C'est une guerre qui se mène derrière les portes closes de la " cinquième commission ", chargée du budget de l'ONU. Elle se joue à coups de lignes budgétaires sabrées et de marchandages politiques inavouables. Au centre des querelles, la place à accorder aux droits de l'homme dans un monde en pleine régression populiste et autoritaire.
La Russie, la Chine et leurs soutiens ont gagné une première bataille en début d'année en obtenant le démantèlement de la Human Rights up Front Initiative (" les droits de l'homme avant tout "), créée en 2014 par le secrétaire général d'alors, Ban Ki-moon. Ce simple poste était chargé de diffuser la culture des droits de l'homme – l'un des trois piliers de l'organisation – dans tout le système. Sa suppression est un
" mauvais signal "note un diplomate, mais reste symbolique.
" Le système de protection des droits de l'homme va bien au-delà de cette initiative ",analyse un expert. Jamais les femmes et les enfants n'ont été aussi bien protégés grâce à un corpus de résolutions qui offre un cadre normatif et protecteur.
" Ça ne se voit pas,mais il joue un rôle fondamental dans la protection des droits de l'homme dans le monde ", estime cet expert.
Ambiguïtés américainesL'édifice est pourtant fragilisé par l'entreprise de démontage systématique menée par la Chine, la Russie et certains pays du G77 (groupe des pays en développement). La Russie s'est ainsi opposée, le 23 mars, à une réunion publique du Conseil de sécurité sur les droits de l'homme en Syrie, à laquelle devait participer le haut-commissaire Zeid Al-Hussein. Elle a reçu le soutien de la Chine, du Kazakhstan et des membres africains du Conseil (Côte d'Ivoire, Ethiopie, Guinée équatoriale).
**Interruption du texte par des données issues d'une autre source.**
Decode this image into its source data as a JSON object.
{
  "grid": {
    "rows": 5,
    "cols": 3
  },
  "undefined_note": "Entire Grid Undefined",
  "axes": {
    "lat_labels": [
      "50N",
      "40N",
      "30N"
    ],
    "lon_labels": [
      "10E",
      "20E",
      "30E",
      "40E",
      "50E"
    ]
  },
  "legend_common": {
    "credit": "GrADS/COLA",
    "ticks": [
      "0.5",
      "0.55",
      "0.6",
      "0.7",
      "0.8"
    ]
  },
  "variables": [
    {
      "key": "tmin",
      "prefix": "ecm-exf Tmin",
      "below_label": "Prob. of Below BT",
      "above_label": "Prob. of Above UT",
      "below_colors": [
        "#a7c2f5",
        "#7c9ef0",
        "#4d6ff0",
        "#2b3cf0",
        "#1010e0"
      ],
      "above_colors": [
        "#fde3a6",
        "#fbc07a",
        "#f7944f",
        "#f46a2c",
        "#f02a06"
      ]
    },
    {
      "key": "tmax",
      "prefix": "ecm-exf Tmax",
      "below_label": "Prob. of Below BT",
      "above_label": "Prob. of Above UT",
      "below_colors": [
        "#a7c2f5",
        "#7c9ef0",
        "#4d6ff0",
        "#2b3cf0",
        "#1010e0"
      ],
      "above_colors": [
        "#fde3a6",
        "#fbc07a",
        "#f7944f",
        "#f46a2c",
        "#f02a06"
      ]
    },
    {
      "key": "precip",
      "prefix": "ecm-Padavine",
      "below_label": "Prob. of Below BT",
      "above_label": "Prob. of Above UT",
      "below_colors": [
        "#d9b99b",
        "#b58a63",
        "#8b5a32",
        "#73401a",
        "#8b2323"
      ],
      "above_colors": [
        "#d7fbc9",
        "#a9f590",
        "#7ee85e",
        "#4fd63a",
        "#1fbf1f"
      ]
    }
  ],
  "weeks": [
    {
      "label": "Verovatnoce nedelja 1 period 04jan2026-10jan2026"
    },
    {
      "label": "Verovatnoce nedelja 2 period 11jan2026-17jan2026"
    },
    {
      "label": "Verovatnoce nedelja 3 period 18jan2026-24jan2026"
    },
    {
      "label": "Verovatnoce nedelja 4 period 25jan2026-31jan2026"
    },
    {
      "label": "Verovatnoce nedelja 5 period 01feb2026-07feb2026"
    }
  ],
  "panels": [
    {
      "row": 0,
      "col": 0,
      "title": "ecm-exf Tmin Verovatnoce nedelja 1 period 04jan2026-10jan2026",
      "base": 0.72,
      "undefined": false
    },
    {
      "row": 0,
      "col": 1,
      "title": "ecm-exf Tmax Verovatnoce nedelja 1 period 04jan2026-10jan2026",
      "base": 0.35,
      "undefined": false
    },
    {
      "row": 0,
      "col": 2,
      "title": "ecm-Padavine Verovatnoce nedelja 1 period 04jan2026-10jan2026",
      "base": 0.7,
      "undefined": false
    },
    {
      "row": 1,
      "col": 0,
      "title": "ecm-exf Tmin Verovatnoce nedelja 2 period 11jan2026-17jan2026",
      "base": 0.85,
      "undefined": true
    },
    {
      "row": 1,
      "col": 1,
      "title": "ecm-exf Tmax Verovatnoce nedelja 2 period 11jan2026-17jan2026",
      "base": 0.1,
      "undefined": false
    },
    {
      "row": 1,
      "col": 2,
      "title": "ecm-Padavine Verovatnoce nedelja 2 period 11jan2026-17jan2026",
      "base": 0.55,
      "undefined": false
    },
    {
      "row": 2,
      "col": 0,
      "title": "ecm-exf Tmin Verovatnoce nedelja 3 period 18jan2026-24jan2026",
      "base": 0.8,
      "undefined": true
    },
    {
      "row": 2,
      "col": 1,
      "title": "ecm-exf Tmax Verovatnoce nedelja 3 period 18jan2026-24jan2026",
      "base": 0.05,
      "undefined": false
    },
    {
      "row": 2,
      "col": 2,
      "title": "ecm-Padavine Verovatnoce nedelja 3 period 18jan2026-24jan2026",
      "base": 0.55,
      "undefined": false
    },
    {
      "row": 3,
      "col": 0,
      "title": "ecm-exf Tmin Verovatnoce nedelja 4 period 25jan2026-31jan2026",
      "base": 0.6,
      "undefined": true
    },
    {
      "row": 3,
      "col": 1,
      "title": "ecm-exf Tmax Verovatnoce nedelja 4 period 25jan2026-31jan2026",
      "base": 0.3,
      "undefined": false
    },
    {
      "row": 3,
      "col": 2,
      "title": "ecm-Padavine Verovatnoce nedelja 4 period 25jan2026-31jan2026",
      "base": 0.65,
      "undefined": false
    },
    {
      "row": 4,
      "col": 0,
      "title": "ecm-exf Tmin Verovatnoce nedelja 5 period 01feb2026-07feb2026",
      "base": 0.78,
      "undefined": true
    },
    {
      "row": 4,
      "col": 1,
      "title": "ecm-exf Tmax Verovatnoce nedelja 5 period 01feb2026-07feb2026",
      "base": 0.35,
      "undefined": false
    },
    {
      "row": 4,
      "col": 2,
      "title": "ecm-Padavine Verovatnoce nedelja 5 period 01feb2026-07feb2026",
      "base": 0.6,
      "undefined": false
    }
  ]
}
La réunion avait finalement pu se tenir dans le cadre moins symbolique du Conseil économique et social.
" Ces blocages nous obligent à être créatifs pour que ces questions puissent être abordées publiquement ", dit un ambassadeur. Les Européens ont surtout compris, lors de ce mini-psychodrame, que leur sphère d'influence en Afrique francophone commençait à se gripper face au levier économique de Pékin.
Quarante-huit heures plus tôt, le PDG d'une entreprise chinoise aurait signé un contrat avec les Ivoiriens scellant le sort de cette réunion. Or, la Chine est devenue le deuxième contributeur financier aux opérations de maintien de la paix (OMP) des Nations unies qui se déploient principalement en Afrique. Alors que les Américains veulent voir leur participation ramenée de 28 % à 25 % du budget, experts et militants des droits de l'homme s'alarment.
" La Chine pense qu'elle tient son moment et qu'il pourrait y avoir un “
mariage de raison”
sur la question des droits de l'homme ",explique Louis Charbonneau, directeur de plaidoyer auprès des Nations unies à Human Rights Watch.
Chaque mandat des OMP contient une composante concernant les droits de l'homme, qui permet à des équipes d'être présentes par exemple en République démocratique du Congo, au Mali ou en République centrafricaine pour enquêter sur les violations, lancer des alertes précoces et appuyer les justices transitionnelles.
" La bataille est de plus en plus rude pour garder ces postes. Personne ne veut taper dans les effectifs des polices et des armées ", dit M. Charbonneau.
Les voix occidentales se font aussi plus discrètes. L'UE, qui négocie sur une base commune, est fragilisée par les voix dissonantes venues de Hongrie, d'Autriche, ou encore de Pologne. L'Amérique de Trump est empêtrée dans ses ambiguïtés.
" Au cours de l'année écoulée, les Américains ont multiplié les appels pour davantage de discussions sur les droits de l'homme au Conseil de sécurité ", dit Ashish Pradhan, expert de l'ONU à l'International Crisis Group.
Mais Nikki Haley, la représentante américaine aux Nations unies, est sélective. Elle est d'accord pour parler des violations des droits de l'homme en Syrie, en Iran ou au Venezuela. Mais c'est la même qui, à la moindre mention des colonies illégales israéliennes, menace de se retirer définitivement de son organe phare, le Conseil des droits de l'homme. Une politisation qui
" porte gravement atteinte à l'universalité de ces droits " regrette une diplomate.